L’esercito dei DP-AI

di Stefano Pancari
L’esercito dei DP-AI

“Allora, rispettiamo il timing perché la giornata è davvero full. Ieri in call abbiamo parlato dei target, ma nessuno compila il timesheet e mi chiedo come Enrico abbia il coraggio di farsi chiamare team leader. Il team fa i cazzi suoi e la sua leadership è impalpabile. I KPI sono pessimi, i to do sono disattesi ed è diventato inutile schedulare le settimane. Basta poi che mi vengano a parlare di smartworking e new way of working. Per non parlare della produzione. Hai sentito le news del consulente? Adesso ci sarà pure la formazione dei supervisor con l’e-learning che è andato a farsi friggere e saranno tutti bloccati in sala meeting con uno dei soliti trainer che fanno passare la fantasia. Andrà a finire che mi aggiungerò alle statistiche della Great Resignation perché così non si può continuare, già il business fatica a ripartire, se poi ci si mettono anche con la Safety non ne parliamo! Succede che poi, quando presenterò i report al CEO, mi tirerà un calcio che mi farà volare più dell’ovale durante il Superbowl!”

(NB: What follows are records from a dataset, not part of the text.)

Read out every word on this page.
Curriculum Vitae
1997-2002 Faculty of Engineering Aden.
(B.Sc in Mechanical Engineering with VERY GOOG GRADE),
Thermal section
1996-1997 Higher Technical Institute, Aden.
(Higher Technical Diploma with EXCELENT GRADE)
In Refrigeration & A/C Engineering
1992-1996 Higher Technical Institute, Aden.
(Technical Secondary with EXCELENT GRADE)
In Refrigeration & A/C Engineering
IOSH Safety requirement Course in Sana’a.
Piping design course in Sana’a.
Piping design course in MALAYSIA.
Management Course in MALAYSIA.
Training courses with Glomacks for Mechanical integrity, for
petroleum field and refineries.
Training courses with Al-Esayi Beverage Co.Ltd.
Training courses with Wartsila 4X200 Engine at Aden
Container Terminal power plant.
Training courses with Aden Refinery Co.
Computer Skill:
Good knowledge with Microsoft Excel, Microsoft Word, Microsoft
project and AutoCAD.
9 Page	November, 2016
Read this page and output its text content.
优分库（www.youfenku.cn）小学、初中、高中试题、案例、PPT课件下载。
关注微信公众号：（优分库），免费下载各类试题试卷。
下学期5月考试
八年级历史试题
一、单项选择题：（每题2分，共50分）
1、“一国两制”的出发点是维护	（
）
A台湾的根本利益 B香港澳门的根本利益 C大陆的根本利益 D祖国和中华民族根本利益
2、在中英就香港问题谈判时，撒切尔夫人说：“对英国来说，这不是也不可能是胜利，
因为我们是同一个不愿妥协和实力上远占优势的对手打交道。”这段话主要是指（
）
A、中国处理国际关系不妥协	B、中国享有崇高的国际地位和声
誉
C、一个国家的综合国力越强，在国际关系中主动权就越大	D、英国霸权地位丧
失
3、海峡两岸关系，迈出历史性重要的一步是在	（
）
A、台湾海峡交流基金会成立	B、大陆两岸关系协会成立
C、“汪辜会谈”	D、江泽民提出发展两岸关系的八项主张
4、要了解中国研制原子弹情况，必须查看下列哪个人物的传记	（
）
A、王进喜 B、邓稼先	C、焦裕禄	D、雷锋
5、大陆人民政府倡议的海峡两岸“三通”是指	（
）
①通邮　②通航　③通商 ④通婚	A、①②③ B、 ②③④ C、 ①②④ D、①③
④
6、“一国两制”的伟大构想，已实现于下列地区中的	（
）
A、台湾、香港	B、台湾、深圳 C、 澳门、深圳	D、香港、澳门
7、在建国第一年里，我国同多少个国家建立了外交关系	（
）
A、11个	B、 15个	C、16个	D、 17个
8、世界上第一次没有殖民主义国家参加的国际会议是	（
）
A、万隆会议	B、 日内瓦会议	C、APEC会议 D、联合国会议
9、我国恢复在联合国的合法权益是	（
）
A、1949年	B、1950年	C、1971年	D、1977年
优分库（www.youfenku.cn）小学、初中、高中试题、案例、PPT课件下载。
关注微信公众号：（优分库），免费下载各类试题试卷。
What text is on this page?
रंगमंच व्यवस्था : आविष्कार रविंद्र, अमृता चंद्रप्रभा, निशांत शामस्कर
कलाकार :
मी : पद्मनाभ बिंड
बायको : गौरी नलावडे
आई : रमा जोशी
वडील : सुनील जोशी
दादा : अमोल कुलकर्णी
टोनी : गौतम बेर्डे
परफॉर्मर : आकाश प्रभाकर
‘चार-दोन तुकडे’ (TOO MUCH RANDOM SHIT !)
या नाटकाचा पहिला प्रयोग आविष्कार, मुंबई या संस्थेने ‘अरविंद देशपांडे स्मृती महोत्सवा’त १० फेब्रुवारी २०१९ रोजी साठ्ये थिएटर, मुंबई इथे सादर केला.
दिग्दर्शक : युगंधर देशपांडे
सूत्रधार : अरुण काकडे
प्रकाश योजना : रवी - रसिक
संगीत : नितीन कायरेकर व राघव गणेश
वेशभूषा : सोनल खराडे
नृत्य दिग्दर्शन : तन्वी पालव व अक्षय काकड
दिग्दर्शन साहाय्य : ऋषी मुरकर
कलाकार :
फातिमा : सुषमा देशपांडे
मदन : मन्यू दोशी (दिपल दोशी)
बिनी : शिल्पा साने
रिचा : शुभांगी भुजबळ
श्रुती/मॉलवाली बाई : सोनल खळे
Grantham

Sembra incredibile che nonostante una lingua ricca e articolata come è quella italiana dobbiamo incasinarci l’esistenza con tutti questi termini anglofoni. Che sia su Linkedin o in una videocall è una gara a chi ce l’ha più grosso a suon di paroloni e, se ti sfugge il significato di uno, cominci a sudare freddo perché non sei al passo con i tempi. Posso capire chi lavora in una multinazionale e ha a che fare con colleghi di più Paesi, ma questo linguaggio è così esasperato che in molti casi è assunto dal Chief Executive Officer del ferramenta che si trova nella via accanto.

Il Grammy più importante, però, lo prendono a pieno titolo quelli che pronunciano DP…AI! Hai presente vero? DPI, italianissimo acronimo di dispositivo di protezione individuale, l’ultima barriera della lotta senza tempo contro i rischi per proteggere l’essere umano dal fuoco nemico dell’insicurezza. Lo scudo di Captain America per intendersi. Se solo questi fashion victim della business language, tanto per rimanere in tema, sapessero che oltralpe l’espressione utilizzata è Personal Protection Equipment (PPE), si coprirebbero di cenere. Udite, udite my friends! La “i” di DPI è una comunissima, popolarissima e operaia “i” italiana e non c’è alcun motivo di pronunciarla all’inglese.

L'esercito dei DP-AI

Ci lamentiamo perché non otteniamo risultati efficaci riguardo ai comportamenti dei lavoratori riversando su di loro tutte le responsabilità. Certo che, se per darci un tono, usiamo un linguaggio poco comprensibile dovremmo prenderci quantomeno qualche responsabilità. “Parla come mangi” dicevano i nostri nonni e forse li avremmo dovuti ascoltare di più.

La comunicazione, anche nella cultura della sicurezza, è uno strumento importantissimo per fare attecchire un nuovo modo di vedere e fare le cose. Facciamocene una ragione. Le nostre procedure in simil geroglifico lunghe kilometri e i nostri pomposi discorsi non fanno altro che allontanare le persone che, al contrario, devono essere nutrite di messaggi semplici e penetranti.

Non è tanto la giacca che indossiamo a qualificarci, quanto la sostanza di cui siamo fatti. Più sostanza c’è e meno bisogno di apparire avremo.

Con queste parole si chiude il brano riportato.